Technology, consumerism and the pope

From Matt Ridley. Excerpt:
"Compared with 50 years ago, people now live 30 per cent longer; have 30 per cent more food to eat; spend longer in school; have better housing; bury 70 per cent fewer of their children; travel more; give more to charity as a proportion of income; are less likely to be murdered, raped or robbed; are much less likely to die in war; are less likely to die in a drought, flood or storm.

The data show a correlation between wealth and happiness both within and between countries and within lifetimes. Global inequality has been plummeting for years as people in poor countries get rich faster than people in rich countries. The vast preponderance of these improvements has come about as a result of innovation in technology and society.

So what precisely is the problem with technology that the Pope is complaining about? He cannot really think that life’s got worse for most people. He cannot surely believe that the dreadful suffering that still exists is caused by too much technology rather than too little, because surely he can see most of the suffering is in the countries with least technology, least energy, least economic growth, and most focus on ideology and superstition. Do Syria, North Korea, Congo and Venezuela have too much consumerism?

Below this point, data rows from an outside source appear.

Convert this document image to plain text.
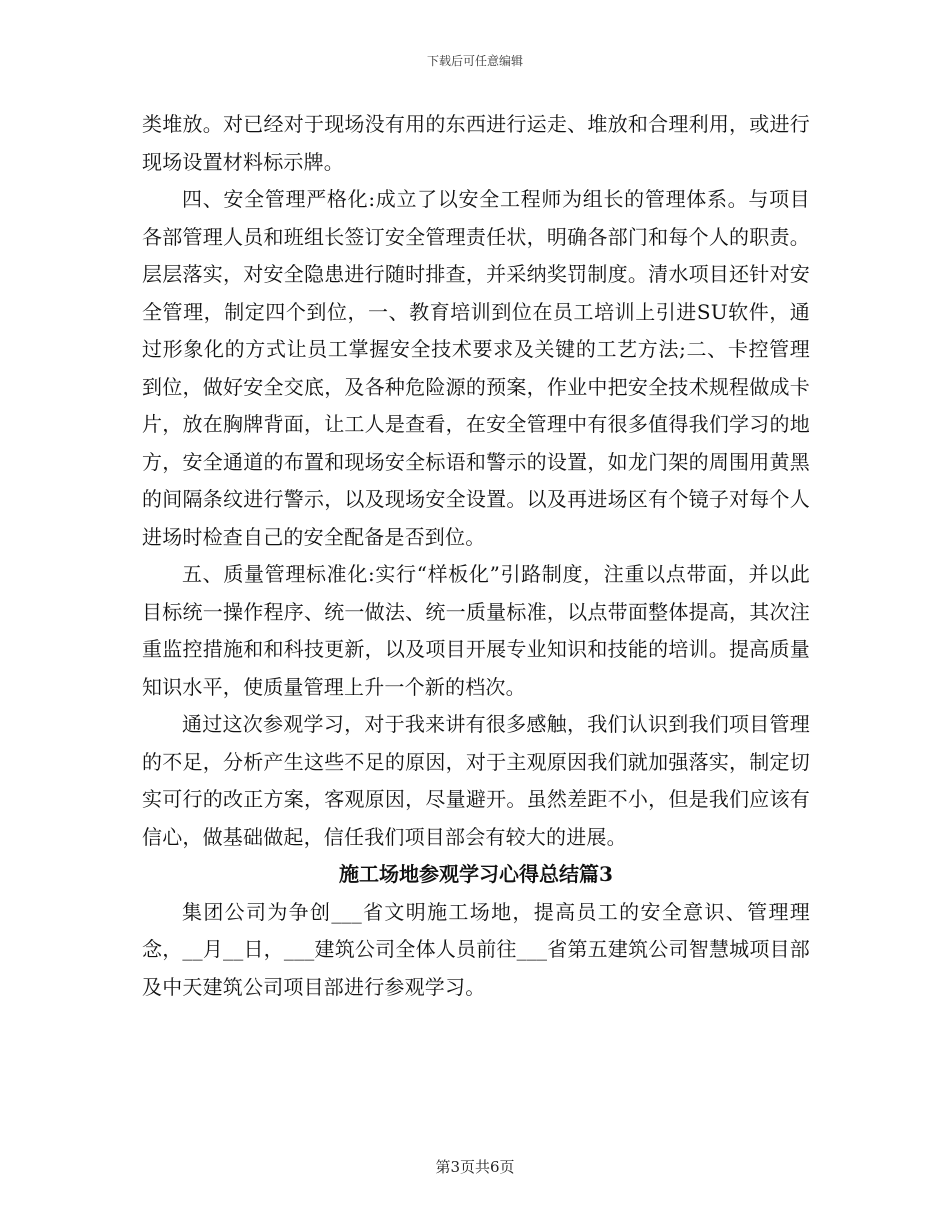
下载后可任意编辑

类堆放。对已经对于现场没有用的东西进行运走、堆放和合理利用，或进行现场设置材料标示牌。

四、安全管理严格化:成立了以安全工程师为组长的管理体系。与项目各部管理人员和班组长签订安全管理责任状，明确各部门和每个人的职责。层层落实，对安全隐患进行随时排查，并采纳奖罚制度。清水项目还针对安全管理，制定四个到位，一、教育培训到位在员工培训上引进SU软件，通过形象化的方式让员工掌握安全技术要求及关键的工艺方法;二、卡控管理到位，做好安全交底，及各种危险源的预案，作业中把安全技术规程做成卡片，放在胸牌背面，让工人是查看，在安全管理中有很多值得我们学习的地方，安全通道的布置和现场安全标语和警示的设置，如龙门架的周围用黄黑的间隔条纹进行警示，以及现场安全设置。以及再进场区有个镜子对每个人进场时检查自己的安全配备是否到位。

五、质量管理标准化:实行“样板化”引路制度，注重以点带面，并以此目标统一操作程序、统一做法、统一质量标准，以点带面整体提高，其次注重监控措施和和科技更新，以及项目开展专业知识和技能的培训。提高质量知识水平，使质量管理上升一个新的档次。

通过这次参观学习，对于我来讲有很多感触，我们认识到我们项目管理的不足，分析产生这些不足的原因，对于主观原因我们就加强落实，制定切实可行的改正方案，客观原因，尽量避开。虽然差距不小，但是我们应该有信心，做基础做起，信任我们项目部会有较大的进展。

施工场地参观学习心得总结篇3

集团公司为争创___省文明施工场地，提高员工的安全意识、管理理念，__月__日，___建筑公司全体人员前往___省第五建筑公司智慧城项目部及中天建筑公司项目部进行参观学习。

第3页共6页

“Obsession with a consumerist lifestyle . . . can only lead to violence and mutual destruction,” says the encyclical. Really? Only? If you hear of an atrocity in a shopping mall, do you immediately think of consumerism or religious fanaticism as the more likely cause? There is no mention in the encyclical of the suffering caused by fanaticism, totalitarianism or lack of technological progress — of the four million who die of indoor smoke from cooking over wood fires, for example.

Yet the Pope is exercised about the dangers of genetically modified food, for although he admits, “no conclusive proof exists that GM cereals may be harmful to human beings”, he thinks “difficulties should not be underestimated”. This in a world where golden rice, a genetically modified cereal fortified with vitamin A, could be preventing millions of deaths and disabilities every year, but has been prevented from doing so entirely by fierce opposition from the environmentalists the Pope has now allied himself so closely with."